UANG

UANG

 

Dahulu kala belum ada uang kertas maupun logam, barang tidak dibeli dengan uang, serah terima suatu komoditas dalam kegiatan perdagangan disepakati dengan cara barter, yaitu tukar menukar komoditas. Orang membarter – dengan kata lain, orang menukar barang berharga yang satu untuk barang berharga yang lain. Di seluruh Asia Barat kuno barang komoditas utama, baik yang mudah rusak atau busuk seperti bulu domba, jelai, gandum dan kurma, maupun yang tahan lama seperti logam, kayu, anggur, madu dan ternak merupakan komoditas yang biasa dijadikan sebagai alat barter.

Pada milenium ke-3 SM, logam mulia (perak, tembaga, emas, elektrum) digunakan sebagai alat pembayaran. Di Palestina, perak merupakan logam mulia yang paling umum dan dianggap sebagai “syikal” (Kej. 23:15-16; Yer. 32:9). Selama abad ke-7 SM, koin melambangkan berat dan nilai suatu logam, mulai digunakan di Lidia dan para pedagang Fenesia membantu menyebarkan penggunaannya.
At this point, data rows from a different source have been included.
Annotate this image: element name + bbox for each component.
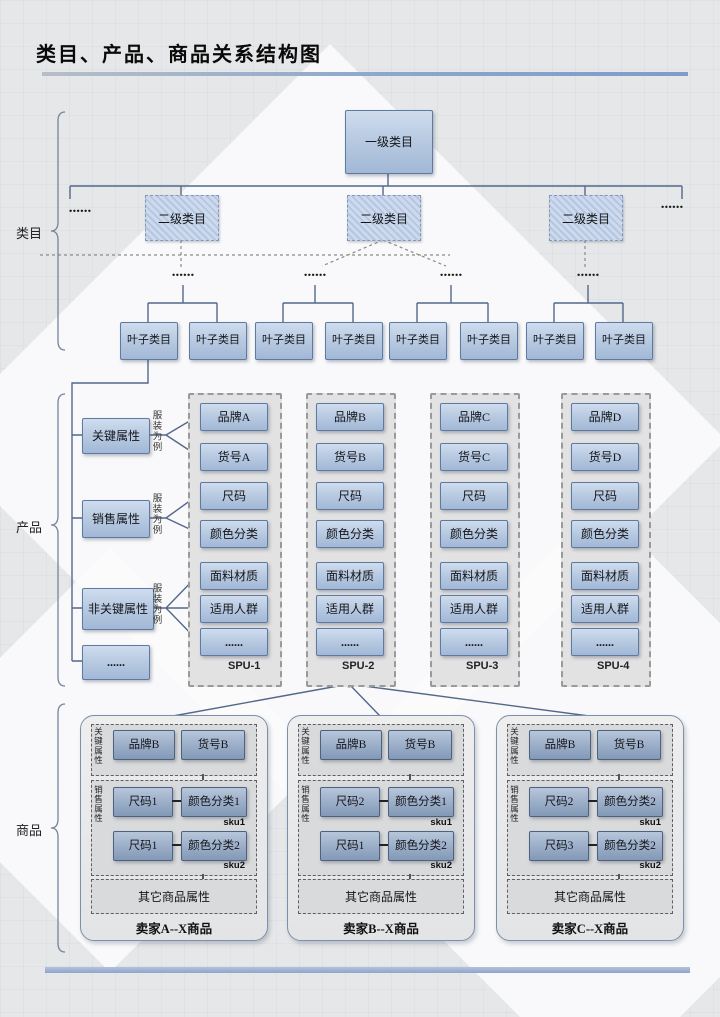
- sku-size-box: 尺码2: [320, 787, 380, 817]
- spu2-attr: 品牌B: [316, 403, 384, 431]
- sku-tag: sku2: [388, 860, 452, 871]
- attr-group-key: 关键属性: [82, 418, 150, 454]
- attr-group-nonkey: 非关键属性: [82, 588, 154, 630]
- item-no-box: 货号B: [597, 730, 661, 760]
- sales-attr-vertical-label: 销售属性: [510, 785, 519, 835]
- key-attr-vertical-label: 关键属性: [94, 727, 103, 773]
- spu4-attr: 适用人群: [571, 595, 639, 623]
- title-rule: [42, 72, 688, 76]
- footer-bar: [45, 967, 690, 973]
- level2-category-box: 二级类目: [145, 195, 219, 241]
- spu3-attr: ......: [440, 628, 508, 656]
- brand-box: 品牌B: [113, 730, 175, 760]
- section-label-product: 产品: [16, 517, 42, 536]
- spu2-attr: 适用人群: [316, 595, 384, 623]
- ellipsis-omitted-levels: ......: [565, 264, 611, 281]
- sku-tag: sku1: [181, 817, 245, 828]
- sku-size-box: 尺码1: [113, 831, 173, 861]
- group-connector: [409, 774, 411, 780]
- group-connector: [202, 874, 204, 879]
- sku-tag: sku2: [597, 860, 661, 871]
- spu1-attr: 品牌A: [200, 403, 268, 431]
- group-connector: [202, 774, 204, 780]
- other-attr-label: 其它商品属性: [345, 888, 417, 905]
- sku-link: [379, 800, 388, 802]
- root-category-box: 一级类目: [345, 110, 433, 174]
- sku-size-box: 尺码2: [529, 787, 589, 817]
- leaf-category-box: 叶子类目: [526, 322, 584, 360]
- sku-link: [379, 844, 388, 846]
- seller-card-label: 卖家A--X商品: [81, 918, 267, 937]
- spu3-attr: 货号C: [440, 443, 508, 471]
- leaf-category-box: 叶子类目: [595, 322, 653, 360]
- spu3-attr: 尺码: [440, 482, 508, 510]
- spu2-label: SPU-2: [342, 660, 374, 672]
- leaf-category-box: 叶子类目: [189, 322, 247, 360]
- group-connector: [409, 874, 411, 879]
- spu3-attr: 适用人群: [440, 595, 508, 623]
- note-clothing-example: 服装为例: [150, 410, 160, 464]
- sku-color-box: 颜色分类2: [597, 787, 663, 817]
- spu1-attr: 适用人群: [200, 595, 268, 623]
- sku-link: [172, 800, 181, 802]
- spu1-attr: ......: [200, 628, 268, 656]
- spu3-attr: 面料材质: [440, 562, 508, 590]
- ellipsis-omitted-levels: ......: [428, 264, 474, 281]
- ellipsis-more-categories: ......: [648, 196, 696, 213]
- leaf-category-box: 叶子类目: [389, 322, 447, 360]
- sku-tag: sku1: [597, 817, 661, 828]
- sku-size-box: 尺码3: [529, 831, 589, 861]
- sku-link: [588, 844, 597, 846]
- seller-card-label: 卖家C--X商品: [497, 918, 683, 937]
- section-label-category: 类目: [16, 223, 42, 242]
- spu2-attr: 货号B: [316, 443, 384, 471]
- other-attr-group: 其它商品属性: [91, 879, 257, 914]
- spu4-attr: 尺码: [571, 482, 639, 510]
- sku-link: [588, 800, 597, 802]
- leaf-category-box: 叶子类目: [460, 322, 518, 360]
- ellipsis-more-categories: ......: [56, 200, 104, 217]
- spu4-attr: 颜色分类: [571, 520, 639, 548]
- attr-group-more: ......: [82, 645, 150, 680]
- brand-box: 品牌B: [529, 730, 591, 760]
- spu1-attr: 尺码: [200, 482, 268, 510]
- page-title: 类目、产品、商品关系结构图: [36, 38, 322, 67]
- group-connector: [618, 774, 620, 780]
- sku-tag: sku1: [388, 817, 452, 828]
- spu3-attr: 品牌C: [440, 403, 508, 431]
- other-attr-group: 其它商品属性: [507, 879, 673, 914]
- ellipsis-omitted-levels: ......: [160, 264, 206, 281]
- key-attr-vertical-label: 关键属性: [510, 727, 519, 773]
- section-braces: [51, 112, 65, 952]
- item-no-box: 货号B: [388, 730, 452, 760]
- key-attr-vertical-label: 关键属性: [301, 727, 310, 773]
- spu4-label: SPU-4: [597, 660, 629, 672]
- spu2-attr: 面料材质: [316, 562, 384, 590]
- leaf-category-box: 叶子类目: [325, 322, 383, 360]
- group-connector: [618, 874, 620, 879]
- brand-box: 品牌B: [320, 730, 382, 760]
- spu1-attr: 面料材质: [200, 562, 268, 590]
- sales-attr-vertical-label: 销售属性: [94, 785, 103, 835]
- spu4-attr: ......: [571, 628, 639, 656]
- level2-category-box: 二级类目: [347, 195, 421, 241]
- spu2-attr: ......: [316, 628, 384, 656]
- spu4-attr: 面料材质: [571, 562, 639, 590]
- diagram-canvas: 类目、产品、商品关系结构图 类目 产品 商品 一级类目 二级类目 二级类目 二级…: [0, 0, 720, 1017]
- spu4-attr: 品牌D: [571, 403, 639, 431]
- spu4-attr: 货号D: [571, 443, 639, 471]
- sku-size-box: 尺码1: [113, 787, 173, 817]
- sku-size-box: 尺码1: [320, 831, 380, 861]
- item-no-box: 货号B: [181, 730, 245, 760]
- sku-link: [172, 844, 181, 846]
- spu1-attr: 货号A: [200, 443, 268, 471]
- attr-group-sales: 销售属性: [82, 500, 150, 538]
- spu3-label: SPU-3: [466, 660, 498, 672]
- section-label-goods: 商品: [16, 820, 42, 839]
- seller-card-label: 卖家B--X商品: [288, 918, 474, 937]
- leaf-category-box: 叶子类目: [255, 322, 313, 360]
- sku-color-box: 颜色分类2: [597, 831, 663, 861]
- note-clothing-example: 服装为例: [150, 583, 160, 637]
- sku-color-box: 颜色分类1: [181, 787, 247, 817]
- sku-tag: sku2: [181, 860, 245, 871]
- spu2-attr: 尺码: [316, 482, 384, 510]
- ellipsis-omitted-levels: ......: [292, 264, 338, 281]
- spu2-attr: 颜色分类: [316, 520, 384, 548]
- seller-card-b: 关键属性 品牌B 货号B 销售属性 尺码2 颜色分类1 sku1 尺码1 颜色分…: [287, 715, 475, 941]
- seller-card-c: 关键属性 品牌B 货号B 销售属性 尺码2 颜色分类2 sku1 尺码3 颜色分…: [496, 715, 684, 941]
- spu1-label: SPU-1: [228, 660, 260, 672]
- level2-category-box: 二级类目: [549, 195, 623, 241]
- other-attr-label: 其它商品属性: [554, 888, 626, 905]
- note-clothing-example: 服装为例: [150, 493, 160, 547]
- leaf-category-box: 叶子类目: [120, 322, 178, 360]
- other-attr-group: 其它商品属性: [298, 879, 464, 914]
- sales-attr-vertical-label: 销售属性: [301, 785, 310, 835]
- spu1-attr: 颜色分类: [200, 520, 268, 548]
- other-attr-label: 其它商品属性: [138, 888, 210, 905]
- sku-color-box: 颜色分类2: [388, 831, 454, 861]
- seller-card-a: 关键属性 品牌B 货号B 销售属性 尺码1 颜色分类1 sku1 尺码1 颜色分…: [80, 715, 268, 941]
- sku-color-box: 颜色分类2: [181, 831, 247, 861]
- spu3-attr: 颜色分类: [440, 520, 508, 548]
- sku-color-box: 颜色分类1: [388, 787, 454, 817]
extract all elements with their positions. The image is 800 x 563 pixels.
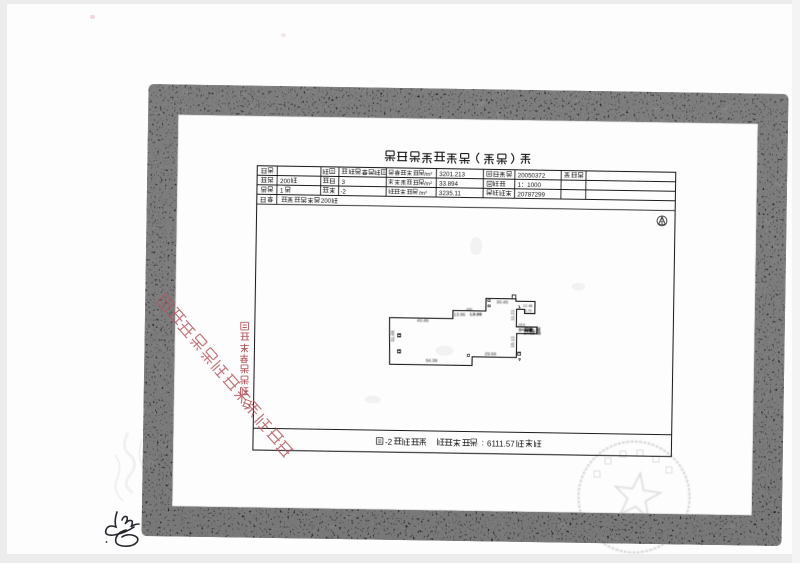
svg-text:200: 200 [321,198,332,205]
svg-text:13.96: 13.96 [454,311,466,316]
svg-text:48: 48 [537,331,541,335]
svg-text:-2: -2 [340,188,346,195]
svg-text:20050372: 20050372 [518,172,546,179]
svg-text:43.46: 43.46 [417,317,429,322]
svg-text:15.12: 15.12 [510,336,515,348]
svg-text:30.40: 30.40 [496,299,508,304]
svg-text:1：1000: 1：1000 [517,182,541,189]
svg-text:33.894: 33.894 [439,181,459,188]
svg-text:54.39: 54.39 [426,357,438,362]
svg-text:440: 440 [466,307,472,311]
svg-text:3235.11: 3235.11 [439,190,462,197]
svg-text:/m²: /m² [424,172,432,178]
svg-text:200: 200 [280,178,291,185]
svg-text:6.75: 6.75 [525,309,532,313]
svg-text:/m²: /m² [419,191,427,197]
svg-text:20787299: 20787299 [517,191,545,198]
svg-text:11.21: 11.21 [510,309,515,321]
svg-text:-2: -2 [385,438,393,447]
svg-text:31.05: 31.05 [390,330,395,342]
svg-text:3201.213: 3201.213 [439,171,465,178]
svg-text:/m²: /m² [424,181,432,187]
svg-text:3: 3 [342,179,346,186]
svg-text:24.6: 24.6 [518,323,525,327]
svg-text:12.48: 12.48 [523,304,533,308]
svg-text:29.56: 29.56 [485,351,497,356]
svg-text:L9.99: L9.99 [470,311,482,316]
svg-text:1: 1 [280,187,284,194]
svg-text:16: 16 [536,326,540,330]
svg-text:6111.57: 6111.57 [487,439,515,448]
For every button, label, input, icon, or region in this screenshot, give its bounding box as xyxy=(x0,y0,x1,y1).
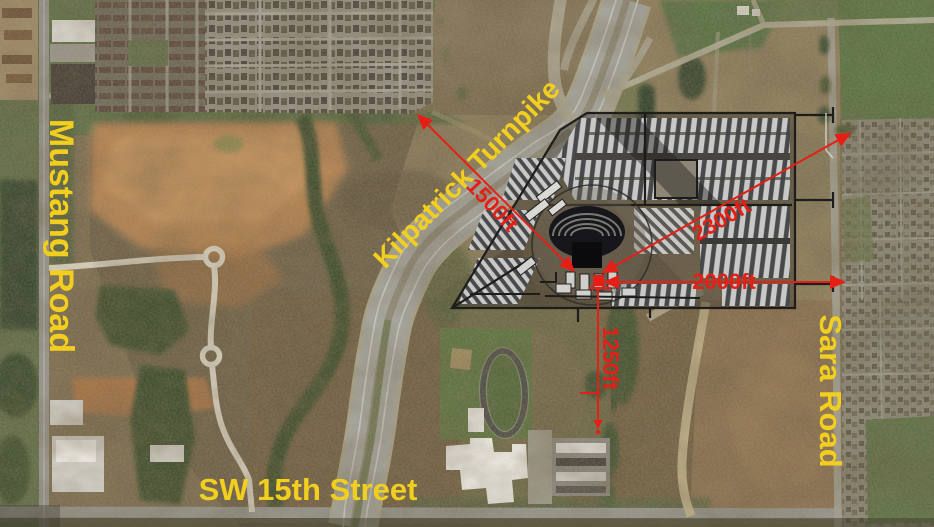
svg-text:Sara Road: Sara Road xyxy=(813,314,848,467)
svg-text:Mustang Road: Mustang Road xyxy=(42,119,80,353)
svg-text:2000ft: 2000ft xyxy=(692,269,756,294)
svg-text:SW 15th Street: SW 15th Street xyxy=(199,472,418,507)
svg-text:1250ft: 1250ft xyxy=(598,326,623,390)
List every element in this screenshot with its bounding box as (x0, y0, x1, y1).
Penyebarannya berlanjut saat mata uang dijadikan sebagai standar oleh Persia, yang juga mengizinkan gubernur Yahudi mengeluarkan koin perak kecil pada 400 SM yang bertuliskan “Yehud” (Yehuda). Setelah pemberontakan Makabe, orang Yahudi mengembangkan koin perunggu asli dengan berbagai desain dan nama penguasa dalam bahasa Ibrani dan Yunani.

Supaya logam yang dipakai sebagai alat tukar mudah dibawa-bawa maka logam ditempa atau dibuat dalam bentuk permata, atau bentuk barang-barang dalam pemakaian sehari-hari atau dalam bentuk khusus.

Di masa Perjanjian Baru ada tiga mata uang dari tiga sumber berbeda yang beredar di Palestina. Pertama, koin Romawi yang resmi ditempa menurut standar Roma. Kedua, koin provinsi, ditempa di Antiokhia dan Tirus, umumnya sesuai standar Yunani kuno dan terutama beredar di antara penduduk Asia Kecil. Ketiga, koin lokal Yahudi, kemungkinan ditempa di Kaisarea.